Because we're in strict mode, implicit globals aren't allowed. Also, the default this value of functions will be undefined instead of window.

I think there are a couple hacks that may get around this, but this should cover most scenarios.

OTHER TIPS

Note: This is still a work in progress and partly inspired by squint's code snippet.

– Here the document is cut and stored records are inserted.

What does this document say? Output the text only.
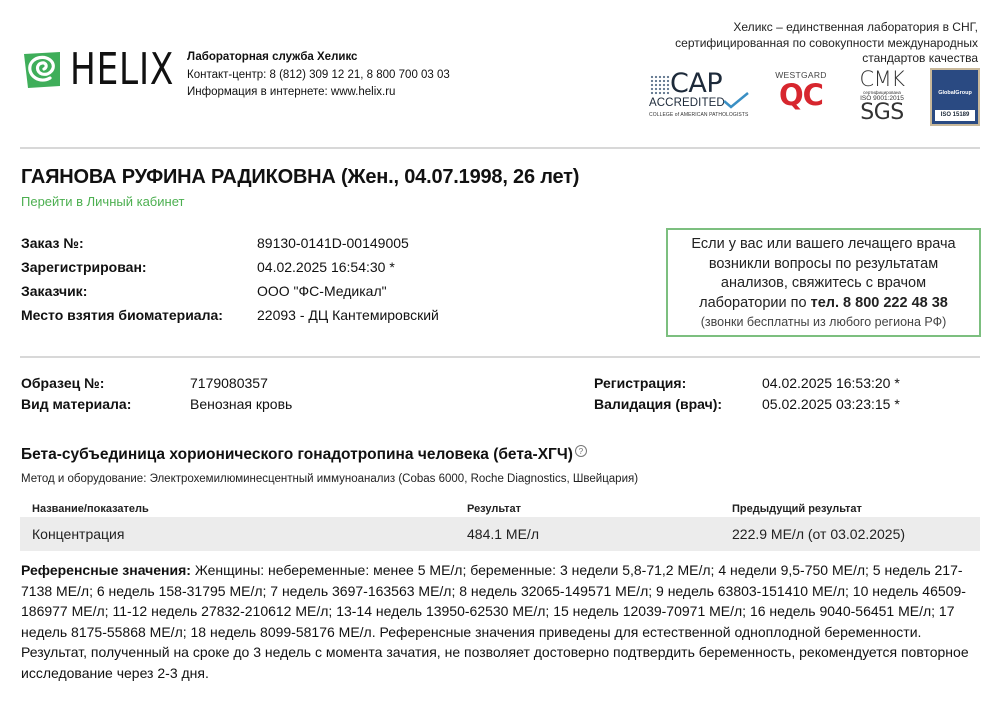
HELIX Лабораторная служба Хеликс
Контакт-центр: 8 (812) 309 12 21, 8 800 700 03 03
Информация в интернете: www.helix.ru
Хеликс – единственная лаборатория в СНГ,
сертифицированная по совокупности международных
стандартов качества
CAP
ACCREDITED
COLLEGE of AMERICAN PATHOLOGISTS
WESTGARD
QC	CMK
сертифицирована
ISO 9001:2015
SGS
GlobalGroup
ISO 15189
ГАЯНОВА РУФИНА РАДИКОВНА (Жен., 04.07.1998, 26 лет)
Перейти в Личный кабинет
Заказ №:	89130-0141D-00149005
Зарегистрирован:	04.02.2025 16:54:30 *
Заказчик:	ООО "ФС-Медикал"
Место взятия биоматериала:	22093 - ДЦ Кантемировский
Если у вас или вашего лечащего врача
возникли вопросы по результатам
анализов, свяжитесь с врачом
лаборатории по тел. 8 800 222 48 38
(звонки бесплатны из любого региона РФ)
Образец №:	7179080357
Вид материала:	Венозная кровь
Регистрация:	04.02.2025 16:53:20 *
Валидация (врач):	05.02.2025 03:23:15 *
Бета-субъединица хорионического гонадотропина человека (бета-ХГЧ) ?
Метод и оборудование: Электрохемилюминесцентный иммуноанализ (Cobas 6000, Roche Diagnostics, Швейцария)
Название/показатель	Результат	Предыдущий результат
Концентрация	484.1 МЕ/л	222.9 МЕ/л (от 03.02.2025)
Референсные значения: Женщины: небеременные: менее 5 МЕ/л; беременные: 3 недели 5,8-71,2 МЕ/л; 4 недели 9,5-750 МЕ/л; 5 недель 217-7138 МЕ/л; 6 недель 158-31795 МЕ/л; 7 недель 3697-163563 МЕ/л; 8 недель 32065-149571 МЕ/л; 9 недель 63803-151410 МЕ/л; 10 недель 46509-186977 МЕ/л; 11-12 недель 27832-210612 МЕ/л; 13-14 недель 13950-62530 МЕ/л; 15 недель 12039-70971 МЕ/л; 16 недель 9040-56451 МЕ/л; 17 недель 8175-55868 МЕ/л; 18 недель 8099-58176 МЕ/л. Референсные значения приведены для естественной одноплодной беременности. Результат, полученный на сроке до 3 недель с момента зачатия, не позволяет достоверно подтвердить беременность, рекомендуется повторное исследование через 2-3 дня.
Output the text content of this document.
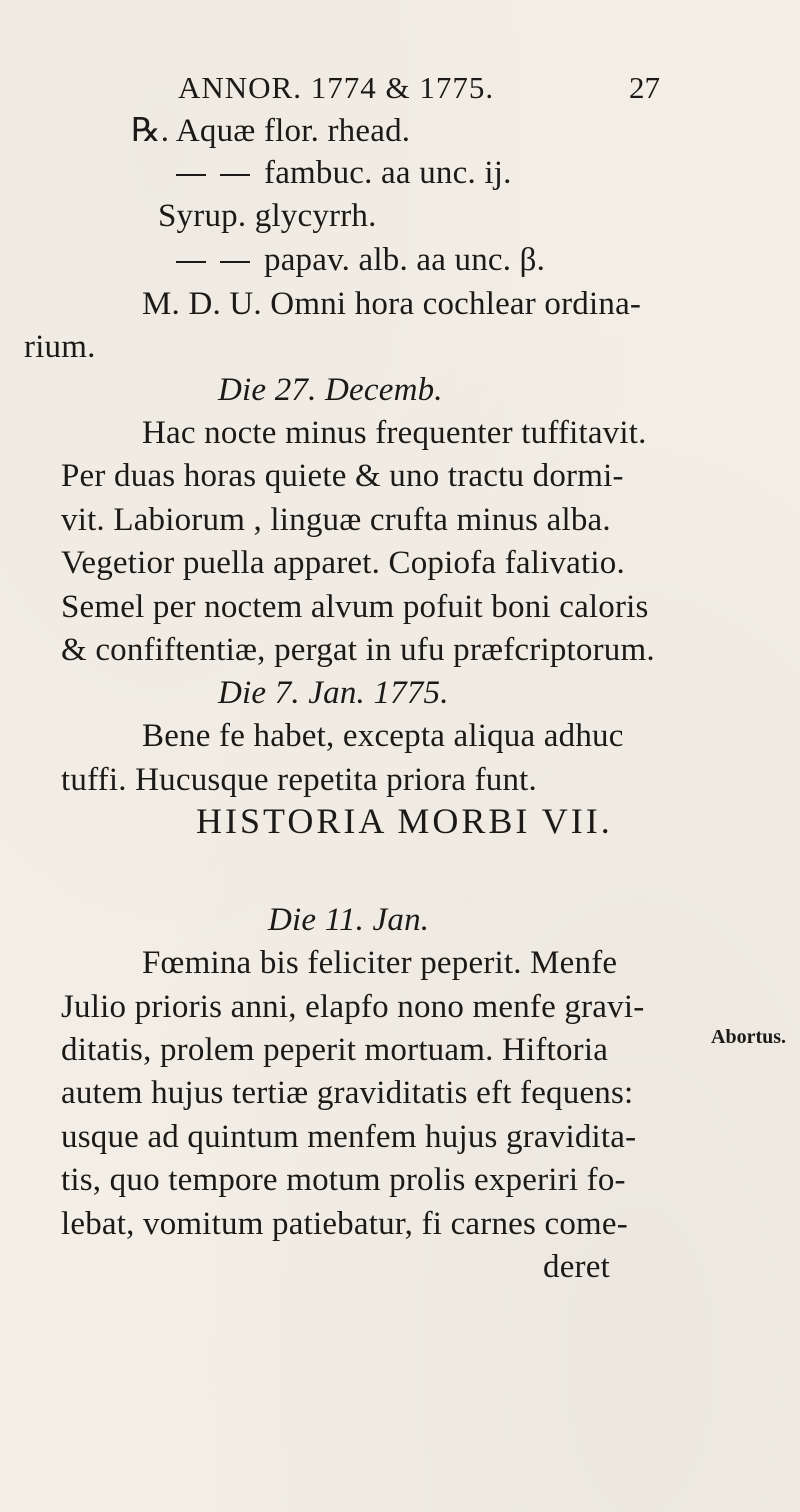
ANNOR. 1774 & 1775.	27
℞. Aquæ flor. rhead.
fambuc. aa unc. ij.
Syrup. glycyrrh.
papav. alb. aa unc. β.
M. D. U. Omni hora cochlear ordina-
rium.
Die 27. Decemb.
Hac nocte minus frequenter tuffitavit.
Per duas horas quiete & uno tractu dormi-
vit. Labiorum , linguæ crufta minus alba.
Vegetior puella apparet. Copiofa falivatio.
Semel per noctem alvum pofuit boni caloris
& confiftentiæ, pergat in ufu præfcriptorum.
Die 7. Jan. 1775.
Bene fe habet, excepta aliqua adhuc
tuffi. Hucusque repetita priora funt.
HISTORIA MORBI VII.
Die 11. Jan.
Fœmina bis feliciter peperit. Menfe
Julio prioris anni, elapfo nono menfe gravi-
ditatis, prolem peperit mortuam. Hiftoria
autem hujus tertiæ graviditatis eft fequens:
usque ad quintum menfem hujus gravidita-
tis, quo tempore motum prolis experiri fo-
lebat, vomitum patiebatur, fi carnes come-
deret
Abortus.
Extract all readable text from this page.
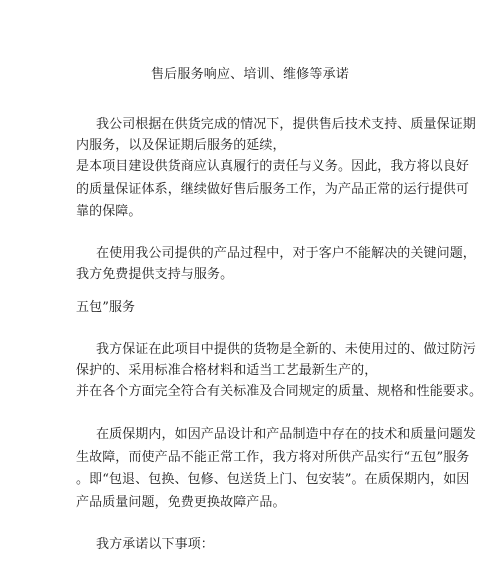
售后服务响应、培训、维修等承诺
我公司根据在供货完成的情况下，提供售后技术支持、质量保证期
内服务，以及保证期后服务的延续，
是本项目建设供货商应认真履行的责任与义务。因此，我方将以良好
的质量保证体系，继续做好售后服务工作，为产品正常的运行提供可
靠的保障。
在使用我公司提供的产品过程中，对于客户不能解决的关键问题，
我方免费提供支持与服务。
五包”服务
我方保证在此项目中提供的货物是全新的、未使用过的、做过防污
保护的、采用标准合格材料和适当工艺最新生产的，
并在各个方面完全符合有关标准及合同规定的质量、规格和性能要求。
在质保期内，如因产品设计和产品制造中存在的技术和质量问题发
生故障，而使产品不能正常工作，我方将对所供产品实行“五包”服务
。即“包退、包换、包修、包送货上门、包安装”。在质保期内，如因
产品质量问题，免费更换故障产品。
我方承诺以下事项：
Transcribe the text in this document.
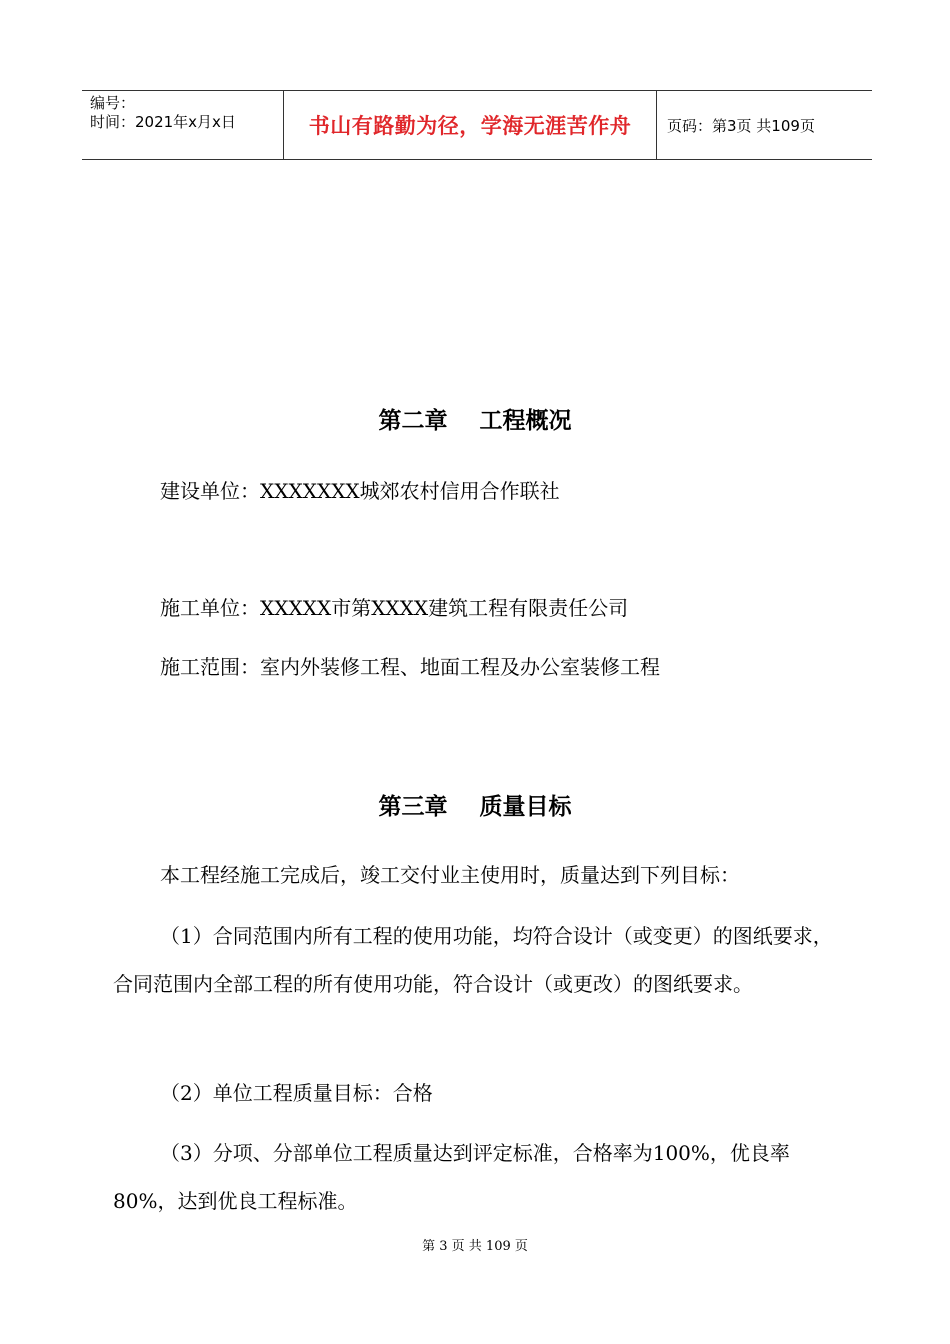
编号：
时间：2021年x月x日	书山有路勤为径，学海无涯苦作舟	页码：第3页 共109页
第二章    工程概况

建设单位：XXXXXXX城郊农村信用合作联社

施工单位：XXXXX市第XXXX建筑工程有限责任公司

施工范围：室内外装修工程、地面工程及办公室装修工程

第三章    质量目标

本工程经施工完成后，竣工交付业主使用时，质量达到下列目标：

（1）合同范围内所有工程的使用功能，均符合设计（或变更）的图纸要求，合同范围内全部工程的所有使用功能，符合设计（或更改）的图纸要求。

（2）单位工程质量目标：合格

（3）分项、分部单位工程质量达到评定标准，合格率为100%，优良率80%，达到优良工程标准。

第 3 页 共 109 页
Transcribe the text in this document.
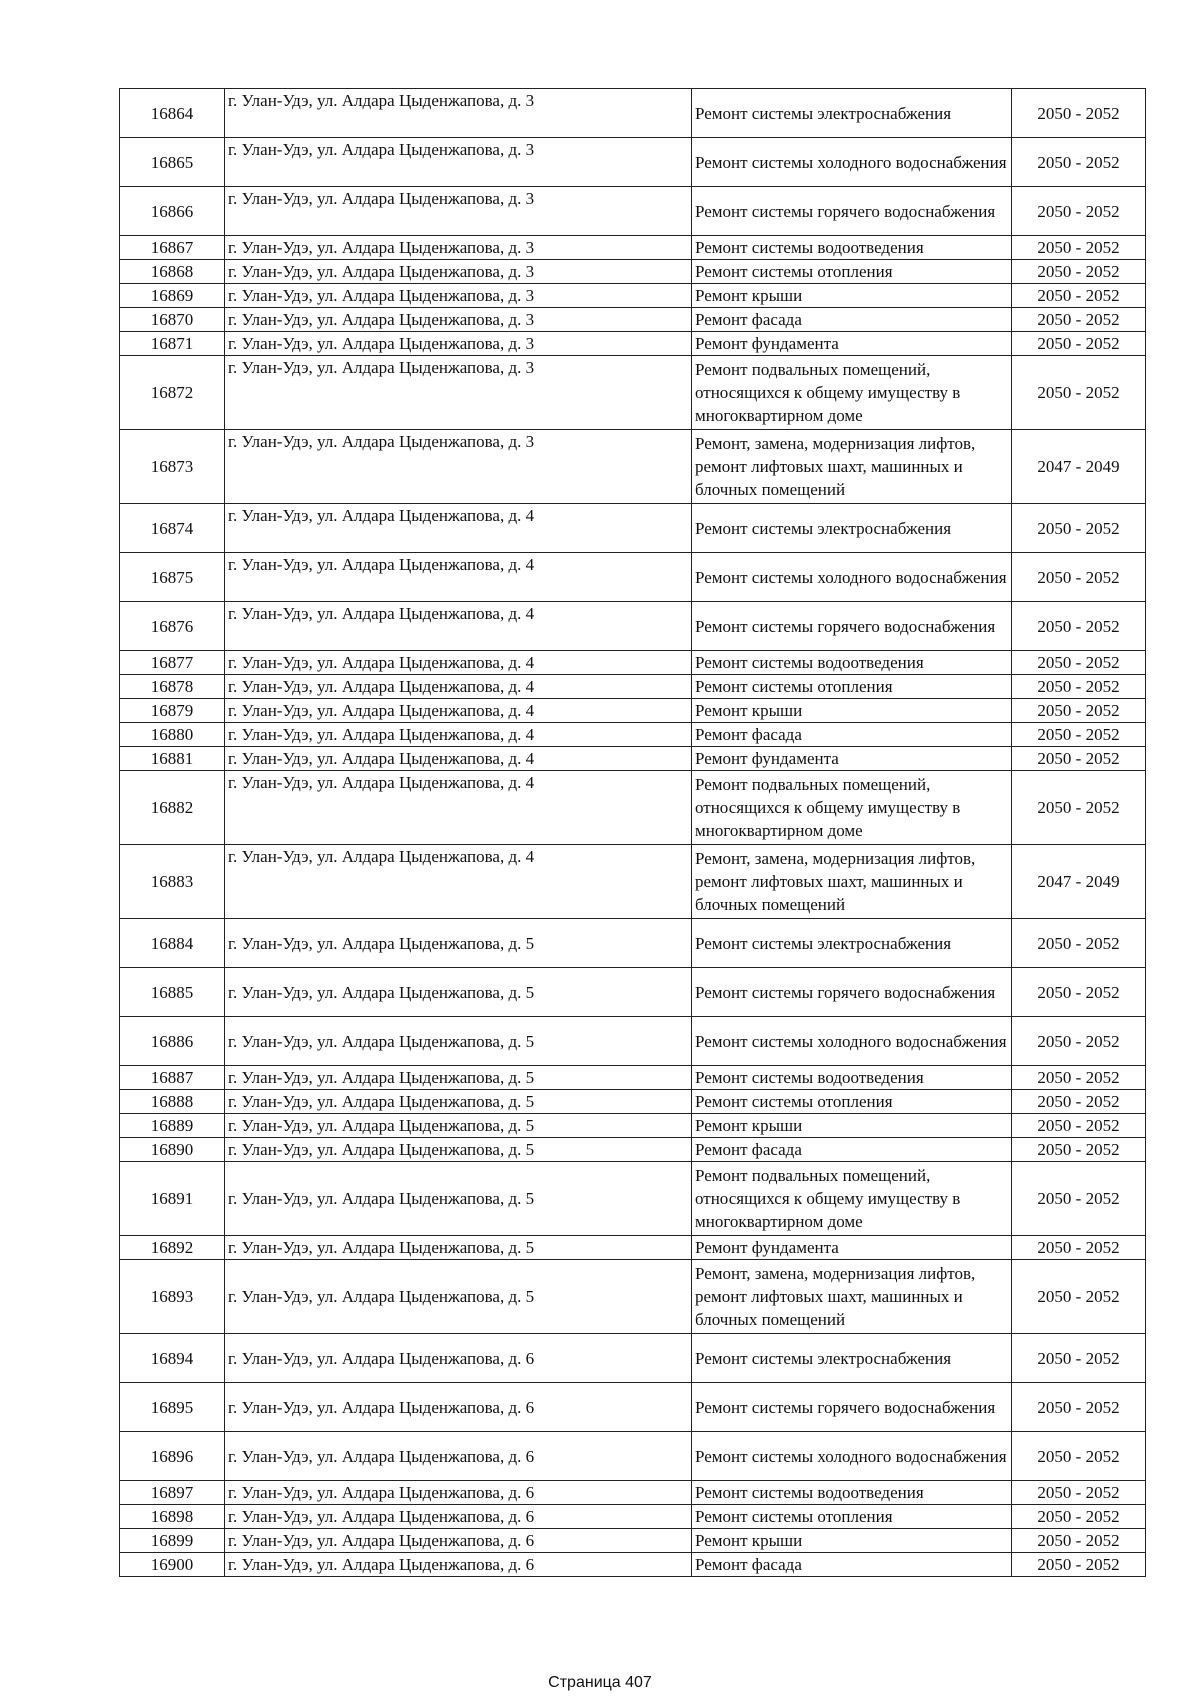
16864	г. Улан-Удэ, ул. Алдара Цыденжапова, д. 3	Ремонт системы электроснабжения	2050 - 2052
16865	г. Улан-Удэ, ул. Алдара Цыденжапова, д. 3	Ремонт системы холодного водоснабжения	2050 - 2052
16866	г. Улан-Удэ, ул. Алдара Цыденжапова, д. 3	Ремонт системы горячего водоснабжения	2050 - 2052
16867	г. Улан-Удэ, ул. Алдара Цыденжапова, д. 3	Ремонт системы водоотведения	2050 - 2052
16868	г. Улан-Удэ, ул. Алдара Цыденжапова, д. 3	Ремонт системы отопления	2050 - 2052
16869	г. Улан-Удэ, ул. Алдара Цыденжапова, д. 3	Ремонт крыши	2050 - 2052
16870	г. Улан-Удэ, ул. Алдара Цыденжапова, д. 3	Ремонт фасада	2050 - 2052
16871	г. Улан-Удэ, ул. Алдара Цыденжапова, д. 3	Ремонт фундамента	2050 - 2052
16872	г. Улан-Удэ, ул. Алдара Цыденжапова, д. 3	Ремонт подвальных помещений, относящихся к общему имуществу в многоквартирном доме	2050 - 2052
16873	г. Улан-Удэ, ул. Алдара Цыденжапова, д. 3	Ремонт, замена, модернизация лифтов, ремонт лифтовых шахт, машинных и блочных помещений	2047 - 2049
16874	г. Улан-Удэ, ул. Алдара Цыденжапова, д. 4	Ремонт системы электроснабжения	2050 - 2052
16875	г. Улан-Удэ, ул. Алдара Цыденжапова, д. 4	Ремонт системы холодного водоснабжения	2050 - 2052
16876	г. Улан-Удэ, ул. Алдара Цыденжапова, д. 4	Ремонт системы горячего водоснабжения	2050 - 2052
16877	г. Улан-Удэ, ул. Алдара Цыденжапова, д. 4	Ремонт системы водоотведения	2050 - 2052
16878	г. Улан-Удэ, ул. Алдара Цыденжапова, д. 4	Ремонт системы отопления	2050 - 2052
16879	г. Улан-Удэ, ул. Алдара Цыденжапова, д. 4	Ремонт крыши	2050 - 2052
16880	г. Улан-Удэ, ул. Алдара Цыденжапова, д. 4	Ремонт фасада	2050 - 2052
16881	г. Улан-Удэ, ул. Алдара Цыденжапова, д. 4	Ремонт фундамента	2050 - 2052
16882	г. Улан-Удэ, ул. Алдара Цыденжапова, д. 4	Ремонт подвальных помещений, относящихся к общему имуществу в многоквартирном доме	2050 - 2052
16883	г. Улан-Удэ, ул. Алдара Цыденжапова, д. 4	Ремонт, замена, модернизация лифтов, ремонт лифтовых шахт, машинных и блочных помещений	2047 - 2049
16884	г. Улан-Удэ, ул. Алдара Цыденжапова, д. 5	Ремонт системы электроснабжения	2050 - 2052
16885	г. Улан-Удэ, ул. Алдара Цыденжапова, д. 5	Ремонт системы горячего водоснабжения	2050 - 2052
16886	г. Улан-Удэ, ул. Алдара Цыденжапова, д. 5	Ремонт системы холодного водоснабжения	2050 - 2052
16887	г. Улан-Удэ, ул. Алдара Цыденжапова, д. 5	Ремонт системы водоотведения	2050 - 2052
16888	г. Улан-Удэ, ул. Алдара Цыденжапова, д. 5	Ремонт системы отопления	2050 - 2052
16889	г. Улан-Удэ, ул. Алдара Цыденжапова, д. 5	Ремонт крыши	2050 - 2052
16890	г. Улан-Удэ, ул. Алдара Цыденжапова, д. 5	Ремонт фасада	2050 - 2052
16891	г. Улан-Удэ, ул. Алдара Цыденжапова, д. 5	Ремонт подвальных помещений, относящихся к общему имуществу в многоквартирном доме	2050 - 2052
16892	г. Улан-Удэ, ул. Алдара Цыденжапова, д. 5	Ремонт фундамента	2050 - 2052
16893	г. Улан-Удэ, ул. Алдара Цыденжапова, д. 5	Ремонт, замена, модернизация лифтов, ремонт лифтовых шахт, машинных и блочных помещений	2050 - 2052
16894	г. Улан-Удэ, ул. Алдара Цыденжапова, д. 6	Ремонт системы электроснабжения	2050 - 2052
16895	г. Улан-Удэ, ул. Алдара Цыденжапова, д. 6	Ремонт системы горячего водоснабжения	2050 - 2052
16896	г. Улан-Удэ, ул. Алдара Цыденжапова, д. 6	Ремонт системы холодного водоснабжения	2050 - 2052
16897	г. Улан-Удэ, ул. Алдара Цыденжапова, д. 6	Ремонт системы водоотведения	2050 - 2052
16898	г. Улан-Удэ, ул. Алдара Цыденжапова, д. 6	Ремонт системы отопления	2050 - 2052
16899	г. Улан-Удэ, ул. Алдара Цыденжапова, д. 6	Ремонт крыши	2050 - 2052
16900	г. Улан-Удэ, ул. Алдара Цыденжапова, д. 6	Ремонт фасада	2050 - 2052
Страница 407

function quarantinedFunction(fnText){
    var exceptionKeys=[
        "eval","Object",  //need exceptions for this else error. (ie, 'Exception: redefining eval is deprecated')
        "Number","String","Boolean","RegExp","JSON","Date",
    ];
    var forbiddenKeys=[
        "fn","fnText","forbiddenKeys","exceptionKeys","empty","oForbiddenKeys",
    ];
    var oForbiddenKeys=Object.create(null);
    var empty=Object.create(null);
    Object.freeze(empty);
    forbiddenKeys.forEach(function(key){
        oForbiddenKeys[key]=null;
    });
    [this,self].forEach(function(obj){
        Object.getOwnPropertyNames(obj).forEach(function(key){
            if(!key.match(/^[\$\w]+$/))return;
            oForbiddenKeys[key]=null;
        });
    });
    exceptionKeys.forEach(function(key){
        delete oForbiddenKeys[key];
    });

    if(0){//debugging.
        return function(){
            return Object.keys(oForbiddenKeys);
            return Object.keys(empty);
        };
    }

    fnText=[
        '"use strict";',
        "var "+Object.keys(oForbiddenKeys).join(", ")+";",
        "{",
        fnText,
        "}"
    ].join("\n");

    var fn= (function(){
        with(empty)
        {
            return new Function("self","window",fnText);
        }
    })();

    return function(){
       return fn.call(Object.create(null));      //self,window undefined
       return fn.call(empty,empty,empty);  //self,window are objects w/o properties
    };
}

Output results (from Firefox scratchpad):

quarantinedFunction("return location.href;")();
/*
Exception: location is undefined
*/
quarantinedFunction("someGlobalVar=15;")();
/*
Exception: assignment to undeclared variable someGlobalVar
*/
quarantinedFunction("return 9*9;")();
/*
81
*/
quarantinedFunction("return console;")();
/*
undefined
*/

And a jsfiddle with some results.

Note: Some unexpected results show up in the fiddle but not in other tools (i.e. the location variable returns the page's url when the fiddle is viewed from firefox aurora, but not on chrome nor on the scratchpad devtool -- possibly the handiwork of Firefox's __noSuchMethod__ or similar 'late-binding' mechanism, resulting in properties being added only when accessed).

You can just append on beggning: "var window = null" in your eval string. As well, for each property, do a for loop appending to your string in start: for(var p in window) yourEvalString += "var "+p+"=null;"; and put this on a separated scope.

sorry, english ins't my first language, and i'm new logged in Stack Overflow.